The critical reaction to Walter's work has also been facile and, until now, fatal to his painting career: Peter Schjeldahl writing in The New Yorker that Damien Hirst stole his spin paintings from Robinson, Jerry Saltz repeatedly claiming that Walter "should win a MacArthur". Ah yes, so many have come to praise Robinson as his career lay buried in his own struggle for sobriety and his editorial attentions to others. For, in truth, just as Walter's easy strokes invite dismissal, so his enabling art world persona made him dismiss his own studio genius. Yet, if only by osmosis, the great ironists of figuration, Currin, Peyton and Yuskavage and their legions of inferiors, owe everything to Walter's painting, while , as his new show proves, he remains a better painter than them!

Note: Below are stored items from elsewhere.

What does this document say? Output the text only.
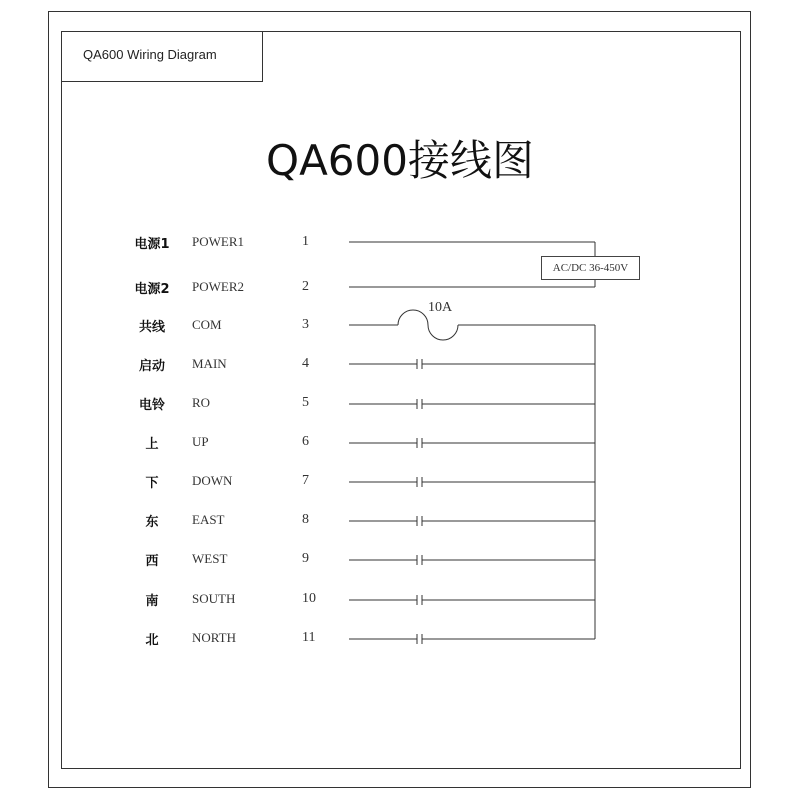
QA600 Wiring Diagram
QA600接线图
AC/DC 36-450V
10A
电源1	POWER1	1
电源2	POWER2	2
共线	COM	3
启动	MAIN	4
电铃	RO	5
上	UP	6
下	DOWN	7
东	EAST	8
西	WEST	9
南	SOUTH	10
北	NORTH	11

In 1995, I took Walter to Jenny Schueler's Soho studio to see her "TV Dinner Series". Because her work looked exaclty like Robinson's own TV dinner series from many years before, and because she didn't even know that Walter was a painter, Robinson nearly lost it. "But", I told him then, "Isn't this proof of your genius? Don't you have the true power of the Zen master atop a hill whose mere thinking has the easy facility to change the world?" Chew on that burger for awhile and you will come to the absurd but true realization that Walter Robinson is the most influential American painter since Jasper Johns, and, thus, the greatest.